Enzo de Laurent Cantet et Robin Campillo

Film testament

Chronique réussie d’une adolescence rebelle, Enzo, initié par Laurent Cantet et repris à sa mort par son ami Robin Campillo, évoque les thèmes chers aux deux cinéastes, la transmission et la construction.

Enzo, 16 ans, est apprenti maçon à La Ciotat. Après une journée de labeur, il rentre chez lui, dans la belle maison d’architecte de ses parents (Élodie Bouchez et Pierfrancesco Favino), et fait quelques longueurs dans la piscine. Mais, coincé entre son frère qui prépare son bac et son admission dans un prestigieux lycée parisien et ses parents qui lui font sentir qu’ils espéraient mieux, Enzo cherche à s’évader. Il se rapproche de Vlad, l’un des ouvriers ukrainiens du chantier sur lequel il travaille, pour lequel il éprouve attirance et admiration. Vlad lui plaît aussi parce qu’il vient de loin, envisage de faire la guerre, et a coupé les liens avec ses parents… tout ce que rêve de faire l’adolescent.

Enzo s’inscrit dans la lignée du cinéma social, tissé par Robin Campillo (Grand Prix à Cannes en 2017 pour 120 Battements par minute) et Laurent Cantet (Palme d’or 2008 pour Entre les murs). Or la disparition de ce dernier, en avril 2024, colore l’œuvre d’une poignante dimension d’adieu : Campillo filme le scénario de son ami, comme on retient un dernier souffle.

Présentée à Cannes, en ouverture de la Quinzaine des Cinéastes, cette chronique mêle pudeur et incandescence. Campillo laisse affleurer un trouble à la fois social et charnel : chaque tas de mortier, chaque regard traduit le prix de l’authenticité. La caméra, jamais ostentatoire, épouse le visage nu d’Eloy Pohu, tandis que la photographie de Jeanne Lapoirie inscrit ces corps à l’œuvre, les nimbant d’une poussière dorée, mais dans une Méditerranée concrète, loin de la carte postale. Au-delà du récit initiatique, le film devient dialogue posthume. Fidèle à leur compagnonnage depuis Ressources humaines en 1999, Campillo prolonge l’interrogation de Cantet : comment le travail et le collectif sculptent-ils un individu ?

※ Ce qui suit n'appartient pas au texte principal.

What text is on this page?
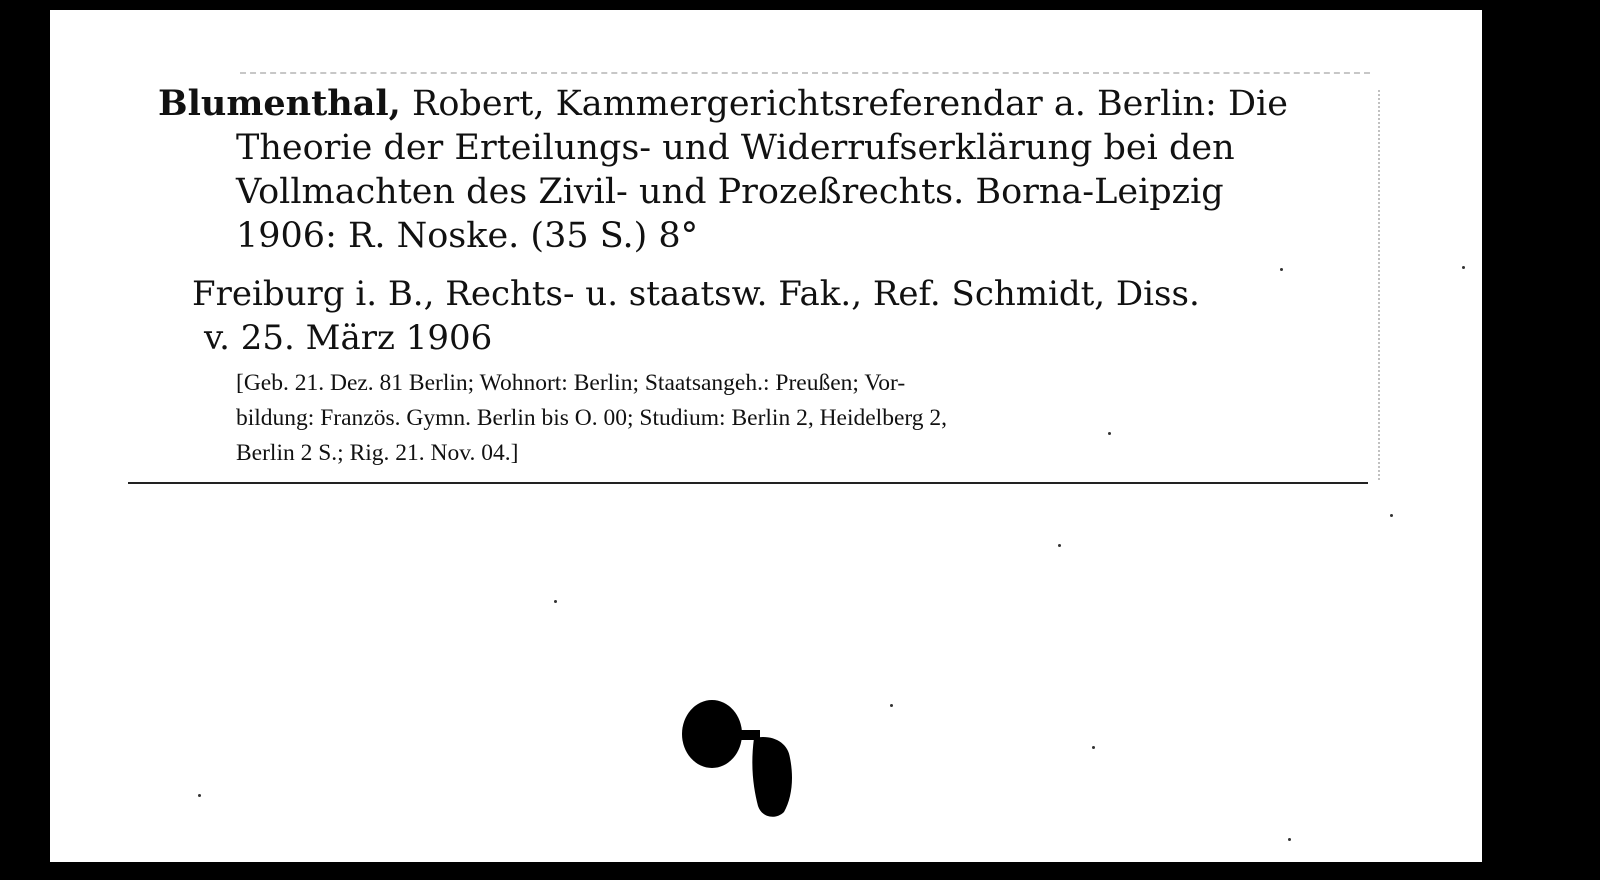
Blumenthal, Robert, Kammergerichtsreferendar a. Berlin: Die
Theorie der Erteilungs- und Widerrufserklärung bei den
Vollmachten des Zivil- und Prozeßrechts. Borna-Leipzig
1906: R. Noske. (35 S.) 8°
Freiburg i. B., Rechts- u. staatsw. Fak., Ref. Schmidt, Diss.
v. 25. März 1906
[Geb. 21. Dez. 81 Berlin; Wohnort: Berlin; Staatsangeh.: Preußen; Vor-
bildung: Französ. Gymn. Berlin bis O. 00; Studium: Berlin 2, Heidelberg 2,
Berlin 2 S.; Rig. 21. Nov. 04.]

Ici, bâtir un mur revient à rebâtir un visage après la perte. Le scénario esquive toute démonstration lourde, préférant les silences gênés d’un dîner bourgeois et la rudesse presque documentaire des gestes de chantier. Enzo n’a rien d’un testament figé : c’est une œuvre vivante, inquiète, ouverte, rappelant que la transmission n’est pas un mausolée, mais un relais. Le portrait d’une rébellion, mais aussi de la difficulté de la parentalité, encore plus quand un enfant sort du rang qui lui est assigné. En scellant l’histoire intime et créative de Laurent Cantet et Robin Campillo, le film nous invite, nous aussi, à poursuivre nos constructions et accepter nos flottements.